Professional alpine skier Kalen Thorien explains why she had to replace the engine in her beloved Harley.
Words & Images Kalen Thorien
I had Blue not two years before she died. I bought the ‘93 Harley-Davidson FXR Super Glide from its original owner, John; tears glistened in his eyes as we loaded the bike on to my trailer, and I didn’t have the heart to tell the guy I'd never ridden a Harley before.
Even I thought it was absurd to buy an FXR without knowing how to ride it. I got to know Blue in empty parking lots, learning to shift, turn, stop, and occasionally pick her up off the ground. The next summer we rode 25,000 miles together, dodging thunderstorms in Texas, floods in Oklahoma, and a hurricane in Georgia. Blue broke down once in Alabama, then again in Florida, but nothing a little shop time couldn't fix.
Last summer I planned to take Blue overseas to Norway — epic, I know — but a few weeks before my trip, I squeezed in a last-minute ride to L.A. to attend the Born Free show, much to my mechanic’s dismay; he’d been harping that we needed to swap out Blue’s camshafts. When it happened — a total loss in power, followed by a tinny death rattle — my heart fell into my stomach. I left Blue at Bennett’s Performance in Long Beach and spent the next few days pacing around nervously, feeling like a terrible parent. Finally the call came: the Evo engine was toast.
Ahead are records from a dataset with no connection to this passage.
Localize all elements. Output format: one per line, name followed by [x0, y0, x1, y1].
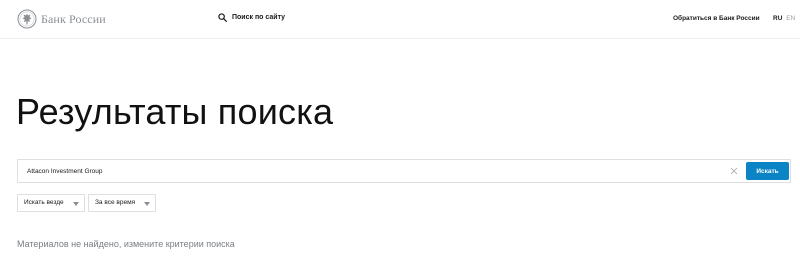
- language-switcher: RU EN: [773, 15, 795, 22]
- bank-logo[interactable]: Банк России: [17, 9, 106, 29]
- chevron-down-icon: [144, 202, 150, 206]
- language-ru[interactable]: RU: [773, 15, 782, 22]
- language-en[interactable]: EN: [786, 15, 795, 22]
- search-bar: Искать: [17, 159, 791, 183]
- search-scope-value: Искать везде: [24, 199, 64, 206]
- time-range-value: За все время: [95, 199, 136, 206]
- site-search-label: Поиск по сайту: [232, 14, 286, 21]
- search-icon: [218, 13, 227, 22]
- site-header: Банк России Поиск по сайту Обратиться в …: [0, 0, 800, 39]
- page-title: Результаты поиска: [16, 91, 334, 132]
- time-range-dropdown[interactable]: За все время: [88, 194, 156, 212]
- clear-icon[interactable]: [730, 167, 738, 175]
- contact-bank-link[interactable]: Обратиться в Банк России: [673, 15, 760, 22]
- search-scope-dropdown[interactable]: Искать везде: [17, 194, 85, 212]
- chevron-down-icon: [73, 202, 79, 206]
- bank-emblem-icon: [17, 9, 37, 29]
- search-input[interactable]: [27, 164, 717, 178]
- bank-name: Банк России: [41, 11, 106, 26]
- no-results-message: Материалов не найдено, измените критерии…: [17, 239, 235, 249]
- site-search-button[interactable]: Поиск по сайту: [218, 13, 285, 22]
- search-submit-button[interactable]: Искать: [746, 162, 789, 180]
Bennett's offered to rebuild Blue's motor but said it would kill her reliability, and recommended buying a new motor. I knew they were right.
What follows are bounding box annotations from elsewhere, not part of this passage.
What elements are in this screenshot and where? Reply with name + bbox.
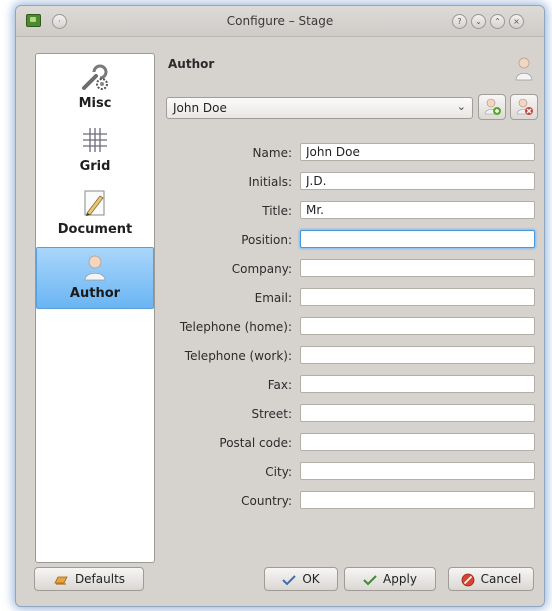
- country-field[interactable]: [300, 491, 535, 509]
- wrench-gear-icon: [82, 64, 108, 90]
- telephone-home-field[interactable]: [300, 317, 535, 335]
- title-field[interactable]: [300, 201, 535, 219]
- person-icon: [515, 57, 533, 81]
- grid-icon: [83, 128, 107, 152]
- country-label: Country:: [241, 494, 292, 508]
- add-user-icon: [484, 98, 501, 115]
- sidebar-item-label: Author: [69, 286, 121, 301]
- help-icon[interactable]: ?: [452, 14, 467, 29]
- defaults-button[interactable]: Defaults: [34, 567, 144, 591]
- sidebar-item-author[interactable]: Author: [36, 247, 154, 309]
- name-field[interactable]: [300, 143, 535, 161]
- city-label: City:: [265, 465, 292, 479]
- cancel-button[interactable]: Cancel: [448, 567, 534, 591]
- category-list: Misc Grid Document Author: [35, 53, 155, 563]
- profile-select-value: John Doe: [173, 101, 227, 115]
- remove-user-icon: [516, 98, 533, 115]
- ok-button[interactable]: OK: [264, 567, 338, 591]
- close-icon[interactable]: ×: [509, 14, 524, 29]
- maximize-icon[interactable]: ⌃: [490, 14, 505, 29]
- checkmark-icon: [282, 574, 297, 585]
- pen-document-icon: [84, 190, 105, 216]
- initials-label: Initials:: [248, 175, 293, 189]
- chevron-down-icon: ⌄: [456, 100, 466, 113]
- initials-field[interactable]: [300, 172, 535, 190]
- add-profile-button[interactable]: [478, 94, 506, 120]
- telephone-work-field[interactable]: [300, 346, 535, 364]
- name-label: Name:: [252, 146, 292, 160]
- sidebar-item-label: Document: [57, 222, 133, 237]
- company-field[interactable]: [300, 259, 535, 277]
- fax-field[interactable]: [300, 375, 535, 393]
- city-field[interactable]: [300, 462, 535, 480]
- person-icon: [84, 255, 106, 281]
- street-field[interactable]: [300, 404, 535, 422]
- title-bar: · Configure – Stage ? ⌄ ⌃ ×: [16, 6, 544, 37]
- position-label: Position:: [241, 233, 292, 247]
- sidebar-item-grid[interactable]: Grid: [37, 121, 153, 181]
- apply-button-label: Apply: [383, 572, 417, 586]
- remove-profile-button[interactable]: [510, 94, 538, 120]
- profile-select[interactable]: John Doe ⌄: [166, 97, 473, 119]
- title-label: Title:: [262, 204, 292, 218]
- telephone-home-label: Telephone (home):: [179, 320, 292, 334]
- street-label: Street:: [251, 407, 292, 421]
- cancel-icon: [461, 573, 475, 586]
- fax-label: Fax:: [267, 378, 292, 392]
- telephone-work-label: Telephone (work):: [184, 349, 292, 363]
- email-label: Email:: [254, 291, 292, 305]
- apply-button[interactable]: Apply: [344, 567, 436, 591]
- sidebar-item-document[interactable]: Document: [37, 184, 153, 244]
- email-field[interactable]: [300, 288, 535, 306]
- checkmark-icon: [363, 574, 377, 585]
- company-label: Company:: [231, 262, 292, 276]
- cancel-button-label: Cancel: [480, 572, 522, 586]
- postal-code-field[interactable]: [300, 433, 535, 451]
- defaults-button-label: Defaults: [74, 572, 126, 586]
- sidebar-item-misc[interactable]: Misc: [37, 58, 153, 118]
- configure-dialog: · Configure – Stage ? ⌄ ⌃ × Misc Grid Do…: [16, 6, 544, 606]
- ok-button-label: OK: [302, 572, 320, 586]
- sidebar-item-label: Grid: [79, 159, 111, 174]
- position-field[interactable]: [300, 230, 535, 248]
- page-title: Author: [168, 57, 215, 71]
- defaults-icon: [54, 576, 68, 585]
- postal-code-label: Postal code:: [219, 436, 292, 450]
- sidebar-item-label: Misc: [78, 96, 112, 111]
- minimize-icon[interactable]: ⌄: [471, 14, 486, 29]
Before Blue died, I would daydream about swapping in an S&S V111 engine — a powerful, dependable, short-stroke V-twin — but couldn’t justify buying a new motor with her running strong. When she died, I called S&S and explained the situation, and they graciously donated a complete engine.
I didn’t sleep the night before I picked up Blue. Not only did my baby get a new heart, she got the heart of a goddamn lion — bigger, better, fiercer. Seeing her for the first time brought me to tears; the blacked-out 1,819cc motor barely fit in the frame. When I fired her up, she roared to life, proudly proclaiming, “I’m back, bitch.”
In one month Blue and I rode almost 8,000 miles, throughly breaking in the S&S V111. We followed the California coast to Seattle, rode across the north to Milwaukee, then back west through Midwest downpour. We explored golden aspen groves in the heart of the Rocky Mountains, scraping pegs on as much pavement as possible. There’s a spirit in this motor I can't get enough of, and because of it, my connection to Blue is stronger than ever.
Blue and I have seen so much together, sharing sunrises and sunsets. She has witnessed me at my best — and worst — and helped build me into a stronger, more confident woman, just like I’ve built her into a faster, better bike. People ask why I saved Blue when I could’ve simply bought a new bike, and my response is simple: She saved me, so I will do everything I can to save her.